The divorce settlement context was addressed last year by the Connecticut Supreme Court, which enforced a wife’s commitment of perpetual silence about the matter, over First Amendment objections. That court, like most law and commentary, including by Richard Epstein and by Dan Solove and Neil Richards, follows a traditional distinction between contract law and tort law.

Claims that disclosure violates tort law, such as defamation doctrine, require heightened judicial scrutiny to balance the tort claim with First Amendment principles, but claims that disclosure violates a contractual promise do not.

The distinction’s rationale rests on how contract duties are voluntary, and tort duties are status-based impositions. The rationale is reinforced on the contract side by noting how contract law principles of duress, definiteness, unconscionability and public policy against illegal bargains may suffice to police coercive, equivocal, or obnoxious contractual commitments of non-disclosure.

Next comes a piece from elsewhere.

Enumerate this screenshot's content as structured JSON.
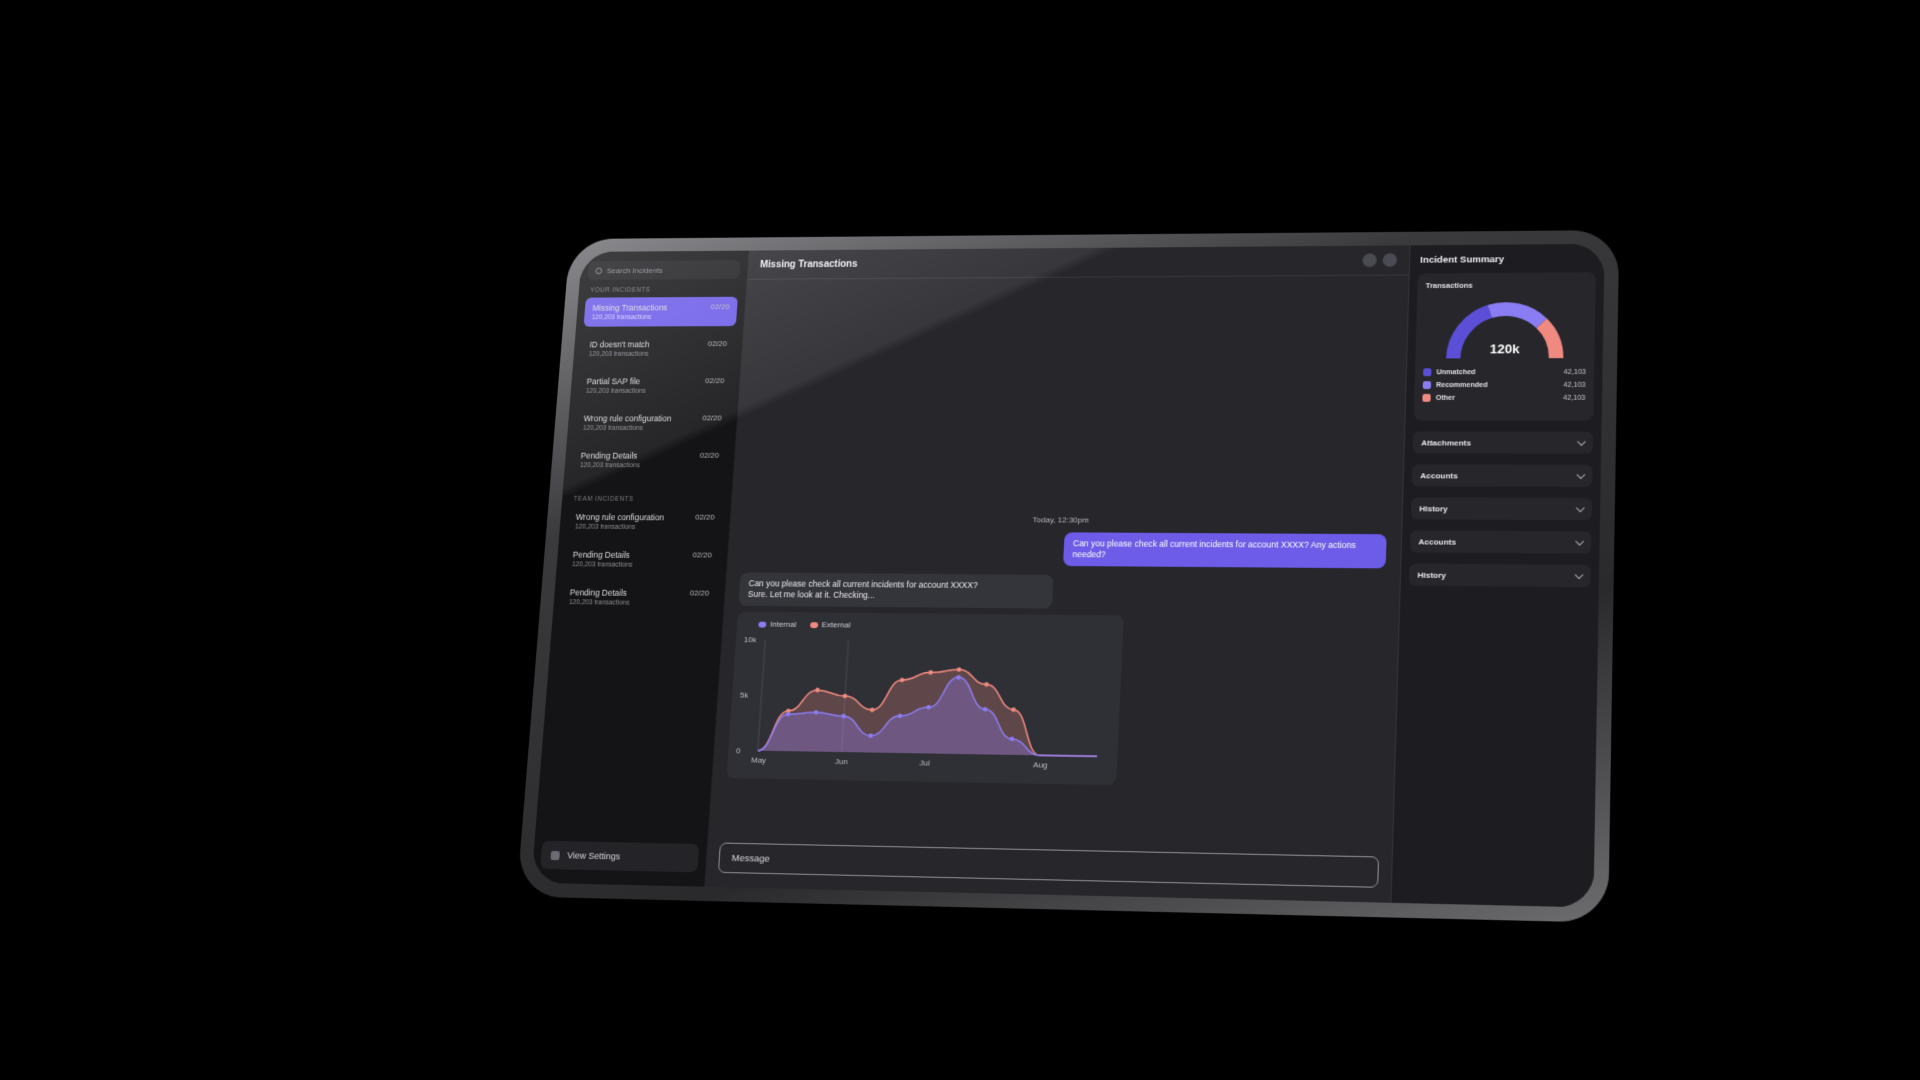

For the vast run of cases, that distinction and those rationales will do. But contract law could add value by carving out a special place for confidentiality clauses, subjecting them to standards law applies to other particular clauses. After all, contract law does not give equal dignity to every clause in a contract or across contract types.

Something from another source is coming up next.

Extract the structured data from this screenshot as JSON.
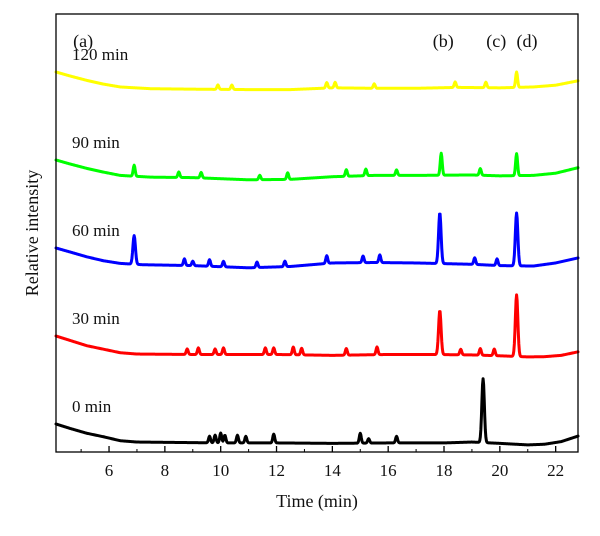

For example, heightened judicial scrutiny applies to covenants not to compete, liquidated damages clauses, and specific performance clauses in personal service contracts. Heightened scrutiny applies to arbitration clauses and other provisions that amount to waiver of a right to trial by jury and other due process rights.

Heightened requirements apply to contracts within the statute of frauds, requiring a writing signed by the party to be charged, and a tougher bargain test of consideration applies to contracts involving family members to manifest requisite intention to be bound.

Maintaining freedom of contract to promise confidentiality is vital, and there is no good reason to apply to the contract setting the principles applied in the tort setting. And contract law’s venerable policing doctrines go a long way here.

But recognizing the peculiar features of information and promises to keep things quiet may warrant an incremental updating of contract law, putting those clauses in the narrow class of contract clauses that get a little more scrutiny than the run of cases get.

It is not necessary to make an extreme adjustment, such as probing whether the scope and duration of a commitment to silence are reasonable or even insisting that separate consideration appear for the promise of silence.

More modest adjustments would do.  One could simply insist on showing that a party was represented by counsel and had an opportunity to negotiate the term.  Another might shift the burden of proof concerning the otherwise-standard requirements of waiver. 

You ought to be able to promise to keep a secret, and face legal sanctions if you breach.  But the promise is not exactly like a promise to repay a loan or install electrical work.  It doesn’t have to be treated the same way either.